I am well aware of that; that's why I added the ignore comments in the test.

The fact that it raises a TypeError is something that pandas controls, not the stubs. That is why we wrap it in TYPE_CHECKING_INVALID_USAGE so it is not run when testing but we only check how mypy and pyright behave.

Sure but what we actually want is the type checkers to warn on something that is not supported at runtime -- that is why this project also runs pytest, to test the runtime types as well as the static types otherwise you'll get type errors on something that is totally valid.
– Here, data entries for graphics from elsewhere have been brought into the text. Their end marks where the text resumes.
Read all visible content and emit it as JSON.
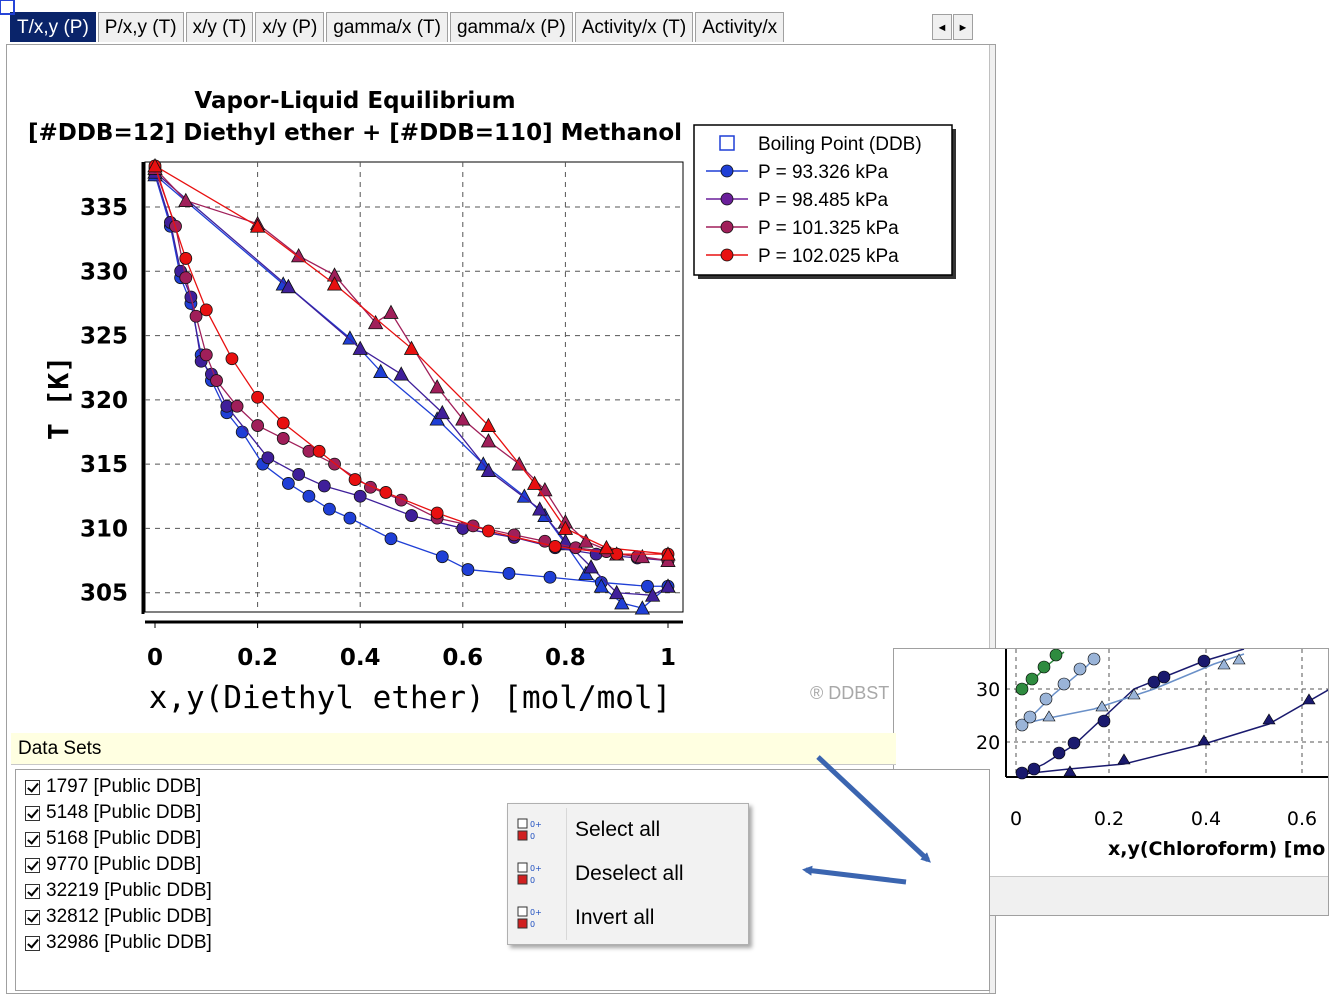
{
  "tabs": [
    {
      "label": "T/x,y (P)",
      "active": true
    },
    {
      "label": "P/x,y (T)",
      "active": false
    },
    {
      "label": "x/y (T)",
      "active": false
    },
    {
      "label": "x/y (P)",
      "active": false
    },
    {
      "label": "gamma/x (T)",
      "active": false
    },
    {
      "label": "gamma/x (P)",
      "active": false
    },
    {
      "label": "Activity/x (T)",
      "active": false
    },
    {
      "label": "Activity/x",
      "active": false
    }
  ],
  "tab_scroll": {
    "left": "◄",
    "right": "►"
  },
  "chart_data": {
    "type": "scatter",
    "title": "Vapor-Liquid Equilibrium",
    "subtitle": "[#DDB=12] Diethyl ether + [#DDB=110] Methanol",
    "xlabel": "x,y(Diethyl ether) [mol/mol]",
    "ylabel": "T [K]",
    "xlim": [
      0,
      1
    ],
    "ylim": [
      303.5,
      338.5
    ],
    "xticks": [
      "0",
      "0.2",
      "0.4",
      "0.6",
      "0.8",
      "1"
    ],
    "yticks": [
      "305",
      "310",
      "315",
      "320",
      "325",
      "330",
      "335"
    ],
    "grid": true,
    "legend_position": "top-right",
    "legend": [
      {
        "label": "Boiling Point (DDB)",
        "marker": "open-square",
        "color": "#1f3fd6"
      },
      {
        "label": "P = 93.326 kPa",
        "marker": "circle",
        "color": "#1f3fd6"
      },
      {
        "label": "P = 98.485 kPa",
        "marker": "circle",
        "color": "#6a1f9a"
      },
      {
        "label": "P = 101.325 kPa",
        "marker": "circle",
        "color": "#a01f5a"
      },
      {
        "label": "P = 102.025 kPa",
        "marker": "circle",
        "color": "#e81010"
      }
    ],
    "boiling_points": [
      {
        "x": 0,
        "y": 336.0
      },
      {
        "x": 0,
        "y": 337.7
      },
      {
        "x": 1,
        "y": 305.5
      },
      {
        "x": 1,
        "y": 307.5
      }
    ],
    "series": [
      {
        "color": "#1f3fd6",
        "liquid": [
          [
            0,
            337.5
          ],
          [
            0.03,
            333.5
          ],
          [
            0.05,
            329.5
          ],
          [
            0.07,
            327.5
          ],
          [
            0.09,
            323.5
          ],
          [
            0.11,
            321.5
          ],
          [
            0.14,
            319.0
          ],
          [
            0.17,
            317.5
          ],
          [
            0.21,
            315.0
          ],
          [
            0.26,
            313.5
          ],
          [
            0.3,
            312.5
          ],
          [
            0.34,
            311.5
          ],
          [
            0.38,
            310.8
          ],
          [
            0.46,
            309.2
          ],
          [
            0.56,
            307.8
          ],
          [
            0.61,
            306.8
          ],
          [
            0.69,
            306.5
          ],
          [
            0.77,
            306.2
          ],
          [
            0.87,
            305.8
          ],
          [
            0.96,
            305.5
          ],
          [
            1,
            305.5
          ]
        ],
        "vapor": [
          [
            0,
            337.5
          ],
          [
            0.25,
            329.0
          ],
          [
            0.26,
            328.8
          ],
          [
            0.38,
            324.8
          ],
          [
            0.44,
            322.2
          ],
          [
            0.55,
            318.5
          ],
          [
            0.64,
            315.0
          ],
          [
            0.72,
            312.5
          ],
          [
            0.76,
            311.0
          ],
          [
            0.8,
            308.8
          ],
          [
            0.84,
            306.5
          ],
          [
            0.87,
            305.5
          ],
          [
            0.91,
            304.2
          ],
          [
            0.95,
            303.8
          ],
          [
            1,
            305.5
          ]
        ]
      },
      {
        "color": "#3f1f9a",
        "liquid": [
          [
            0,
            337.7
          ],
          [
            0.03,
            333.8
          ],
          [
            0.05,
            330.0
          ],
          [
            0.07,
            328.0
          ],
          [
            0.09,
            323.0
          ],
          [
            0.11,
            322.0
          ],
          [
            0.14,
            319.5
          ],
          [
            0.22,
            315.5
          ],
          [
            0.28,
            314.2
          ],
          [
            0.33,
            313.3
          ],
          [
            0.4,
            312.5
          ],
          [
            0.5,
            311.0
          ],
          [
            0.6,
            310.0
          ],
          [
            0.7,
            309.3
          ],
          [
            0.78,
            308.5
          ],
          [
            0.86,
            308.0
          ],
          [
            0.94,
            307.7
          ],
          [
            1,
            307.5
          ]
        ],
        "vapor": [
          [
            0,
            337.7
          ],
          [
            0.26,
            328.8
          ],
          [
            0.4,
            324.0
          ],
          [
            0.48,
            322.0
          ],
          [
            0.56,
            319.0
          ],
          [
            0.65,
            314.5
          ],
          [
            0.75,
            311.5
          ],
          [
            0.8,
            309.0
          ],
          [
            0.85,
            307.0
          ],
          [
            0.9,
            305.0
          ],
          [
            0.97,
            304.8
          ],
          [
            1,
            305.5
          ]
        ]
      },
      {
        "color": "#a01f5a",
        "liquid": [
          [
            0,
            338.0
          ],
          [
            0.04,
            333.5
          ],
          [
            0.06,
            329.5
          ],
          [
            0.08,
            326.5
          ],
          [
            0.1,
            323.5
          ],
          [
            0.12,
            321.5
          ],
          [
            0.16,
            319.5
          ],
          [
            0.2,
            318.0
          ],
          [
            0.25,
            317.0
          ],
          [
            0.3,
            316.0
          ],
          [
            0.35,
            315.0
          ],
          [
            0.42,
            313.2
          ],
          [
            0.48,
            312.2
          ],
          [
            0.55,
            310.8
          ],
          [
            0.62,
            310.2
          ],
          [
            0.7,
            309.5
          ],
          [
            0.76,
            309.0
          ],
          [
            0.82,
            308.5
          ],
          [
            0.88,
            308.2
          ],
          [
            0.94,
            307.8
          ],
          [
            1,
            307.5
          ]
        ],
        "vapor": [
          [
            0,
            338.0
          ],
          [
            0.06,
            335.5
          ],
          [
            0.2,
            333.7
          ],
          [
            0.28,
            331.2
          ],
          [
            0.35,
            329.7
          ],
          [
            0.43,
            326.0
          ],
          [
            0.46,
            326.8
          ],
          [
            0.55,
            321.0
          ],
          [
            0.6,
            318.5
          ],
          [
            0.65,
            316.8
          ],
          [
            0.71,
            315.0
          ],
          [
            0.76,
            313.0
          ],
          [
            0.8,
            310.5
          ],
          [
            0.84,
            309.0
          ],
          [
            0.9,
            308.0
          ],
          [
            0.95,
            307.8
          ],
          [
            1,
            307.5
          ]
        ]
      },
      {
        "color": "#e81010",
        "liquid": [
          [
            0,
            338.2
          ],
          [
            0.06,
            331.0
          ],
          [
            0.1,
            327.0
          ],
          [
            0.15,
            323.2
          ],
          [
            0.2,
            320.2
          ],
          [
            0.25,
            318.2
          ],
          [
            0.32,
            316.0
          ],
          [
            0.39,
            313.8
          ],
          [
            0.45,
            312.8
          ],
          [
            0.55,
            311.2
          ],
          [
            0.65,
            309.8
          ],
          [
            0.78,
            308.6
          ],
          [
            0.9,
            308.0
          ],
          [
            1,
            308.0
          ]
        ],
        "vapor": [
          [
            0,
            338.2
          ],
          [
            0.2,
            333.5
          ],
          [
            0.35,
            329.0
          ],
          [
            0.5,
            324.0
          ],
          [
            0.65,
            318.0
          ],
          [
            0.74,
            313.5
          ],
          [
            0.8,
            310.0
          ],
          [
            0.88,
            308.5
          ],
          [
            1,
            308.0
          ]
        ]
      }
    ]
  },
  "copyright": "® DDBST",
  "data_sets": {
    "header": "Data Sets",
    "items": [
      {
        "label": "1797 [Public DDB]",
        "checked": true
      },
      {
        "label": "5148 [Public DDB]",
        "checked": true
      },
      {
        "label": "5168 [Public DDB]",
        "checked": true
      },
      {
        "label": "9770 [Public DDB]",
        "checked": true
      },
      {
        "label": "32219 [Public DDB]",
        "checked": true
      },
      {
        "label": "32812 [Public DDB]",
        "checked": true
      },
      {
        "label": "32986 [Public DDB]",
        "checked": true
      }
    ]
  },
  "context_menu": {
    "items": [
      {
        "label": "Select all"
      },
      {
        "label": "Deselect all"
      },
      {
        "label": "Invert all"
      }
    ]
  },
  "inset": {
    "xlabel": "x,y(Chloroform) [mo",
    "xticks": [
      "0",
      "0.2",
      "0.4",
      "0.6"
    ],
    "yticks": [
      "30",
      "20"
    ],
    "data_sets_label": "Data Sets"
  }
}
One other note is that if one day pandas decides to change the TypeError into for example a RuntimeError, you would have to change the test but fundamentally the behavior of the types has not changed. That is why it is often easier for future maintenance to wrap it with TYPE_CHECKING_INVALID_USAGE instead of a pytest.raises

If this is your concern, I think using pytest.raises(Exception) is the best balance, generic enough so that it doesn't depend on what error might pandas use but still check that what the test claims should raise at runtime raises.
For example, consider that in the future pandas starts allowing positional arguments here, with pytest.raises you'll immediately get a failing test so you know you should fix your stub definition while with your suggestion you get no such clue and the stub become out-of-date with the runtime.

This is all to explain why pytest.raises is better here imo but I don't feel strongly about it so I'll change it to use TYPE_CHECKING_INVALID_USAGE (which I didn't know about so thanks for the hint) similar to the other parts of the project.